Suffragette Slasher

experimentalfilm, gender, archives




Format: digital video
Duration: 3 minutes & 16 seconds
Year: 2008


I learned about Mary Richardson in a class in graduate school called “Feminist Aesthetics.” Richardson was a suffragette who grew up on the shores of Lake Ontario in the small town of Belleville in the early twentieth century. As a member of the militant British suffrage group, the Women’s Social and Political Union, she slashed Diego Velázquez’s famous painting, the Rockeby Venus in London’s National Gallery several times before she was forcibly stopped.

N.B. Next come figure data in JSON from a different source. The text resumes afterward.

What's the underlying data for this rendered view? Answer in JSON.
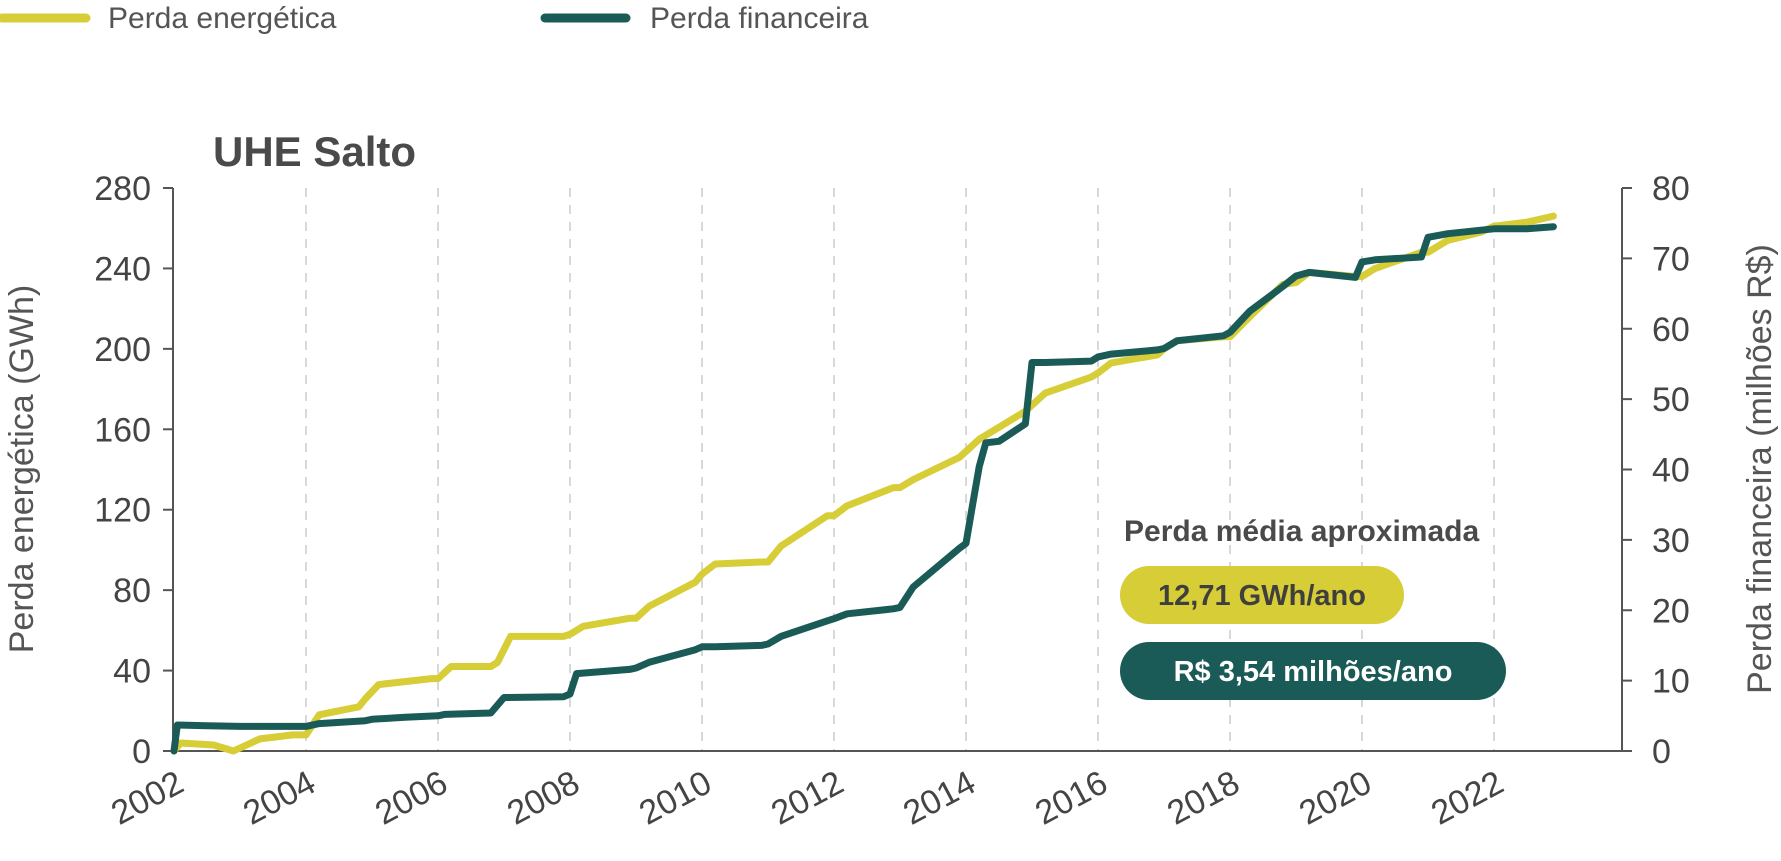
{
  "colors": {
    "energetica": "#d6cd37",
    "financeira": "#1b5b57",
    "axis": "#555555",
    "grid": "#cccccc"
  },
  "legend": [
    {
      "label": "Perda energética",
      "color": "#d6cd37"
    },
    {
      "label": "Perda financeira",
      "color": "#1b5b57"
    }
  ],
  "annotation": {
    "title": "Perda média aproximada",
    "energy_badge": "12,71 GWh/ano",
    "finance_badge": "R$ 3,54 milhões/ano"
  },
  "chart_data": {
    "type": "line",
    "title": "UHE Salto",
    "xlabel": "",
    "ylabel": "Perda energética (GWh)",
    "ylabel_right": "Perda financeira (milhões R$)",
    "xlim": [
      2002,
      2024
    ],
    "ylim": [
      0,
      280
    ],
    "ylim_right": [
      0,
      80
    ],
    "x_ticks": [
      "2002",
      "2004",
      "2006",
      "2008",
      "2010",
      "2012",
      "2014",
      "2016",
      "2018",
      "2020",
      "2022"
    ],
    "y_ticks": [
      "0",
      "40",
      "80",
      "120",
      "160",
      "200",
      "240",
      "280"
    ],
    "y_ticks_right": [
      "0",
      "10",
      "20",
      "30",
      "40",
      "50",
      "60",
      "70",
      "80"
    ],
    "grid": "vertical dashed",
    "legend_position": "top-left",
    "series": [
      {
        "name": "Perda energética",
        "axis": "left",
        "x": [
          2002.0,
          2002.1,
          2002.6,
          2002.9,
          2003.1,
          2003.3,
          2003.8,
          2004.0,
          2004.2,
          2004.8,
          2004.9,
          2005.1,
          2005.9,
          2006.0,
          2006.2,
          2006.8,
          2006.9,
          2007.1,
          2007.9,
          2008.0,
          2008.2,
          2008.9,
          2009.0,
          2009.2,
          2009.9,
          2010.0,
          2010.2,
          2010.9,
          2011.0,
          2011.2,
          2011.9,
          2012.0,
          2012.2,
          2012.9,
          2013.0,
          2013.2,
          2013.9,
          2014.0,
          2014.2,
          2014.9,
          2015.0,
          2015.2,
          2015.9,
          2016.0,
          2016.2,
          2016.9,
          2017.0,
          2017.2,
          2017.9,
          2018.0,
          2018.3,
          2018.8,
          2019.0,
          2019.2,
          2019.9,
          2020.0,
          2020.2,
          2020.9,
          2021.0,
          2021.3,
          2021.8,
          2022.0,
          2022.5,
          2022.9
        ],
        "values": [
          0,
          4,
          3,
          0,
          3,
          6,
          8,
          8,
          18,
          22,
          26,
          33,
          36,
          36,
          42,
          42,
          44,
          57,
          57,
          58,
          62,
          66,
          66,
          72,
          84,
          88,
          93,
          94,
          94,
          102,
          117,
          117,
          122,
          131,
          131,
          135,
          146,
          149,
          155,
          169,
          172,
          178,
          186,
          188,
          193,
          197,
          200,
          204,
          206,
          206,
          216,
          232,
          233,
          238,
          236,
          236,
          240,
          248,
          248,
          254,
          258,
          261,
          263,
          266
        ]
      },
      {
        "name": "Perda financeira",
        "axis": "right",
        "x": [
          2002.0,
          2002.05,
          2002.5,
          2003.0,
          2003.5,
          2004.0,
          2004.2,
          2004.9,
          2005.0,
          2005.5,
          2006.0,
          2006.1,
          2006.8,
          2007.0,
          2007.9,
          2008.0,
          2008.1,
          2008.9,
          2009.0,
          2009.2,
          2009.9,
          2010.0,
          2010.2,
          2010.9,
          2011.0,
          2011.2,
          2011.9,
          2012.0,
          2012.2,
          2012.9,
          2013.0,
          2013.2,
          2013.9,
          2014.0,
          2014.1,
          2014.2,
          2014.3,
          2014.5,
          2014.9,
          2015.0,
          2015.2,
          2015.9,
          2016.0,
          2016.2,
          2016.9,
          2017.0,
          2017.2,
          2017.9,
          2018.0,
          2018.3,
          2018.8,
          2019.0,
          2019.2,
          2019.9,
          2020.0,
          2020.2,
          2020.9,
          2021.0,
          2021.3,
          2021.8,
          2022.0,
          2022.5,
          2022.9
        ],
        "values": [
          0,
          3.7,
          3.6,
          3.5,
          3.5,
          3.5,
          3.9,
          4.3,
          4.5,
          4.8,
          5.0,
          5.2,
          5.4,
          7.6,
          7.7,
          8.1,
          11.0,
          11.6,
          11.8,
          12.6,
          14.4,
          14.8,
          14.8,
          15.0,
          15.2,
          16.3,
          18.5,
          18.8,
          19.5,
          20.2,
          20.4,
          23.3,
          28.8,
          29.5,
          35.0,
          40.4,
          43.8,
          44.0,
          46.5,
          55.2,
          55.2,
          55.4,
          56.0,
          56.4,
          57.0,
          57.2,
          58.3,
          59.0,
          59.5,
          62.5,
          66.0,
          67.5,
          68.0,
          67.3,
          69.5,
          69.8,
          70.2,
          73.0,
          73.5,
          74.0,
          74.2,
          74.2,
          74.5
        ]
      }
    ]
  }
}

I re-enacted Richardson’s protest action, editing the footage with many tiny cuts, every five frames, creating a strobe effect. For two minutes, viewers see a single shot, the sustained action of Richardson getting dressed as she prepares to carry out this act of violence. Interrupting this activity however, every five frames, are shots of Richardson at the museum carrying out the slashing action. The effect is one of increasing tension and at times the images appear to overlap.

Funded by the New York State Council on the Arts & the Tonawandas Council on the Arts / Carnegie Art Center.

This video received Special Recognition from Juror Kelly Reichardt at the 35th Northwest Film & Video Festival at the Northwest Film Center in Portland, Oregon, November 2008.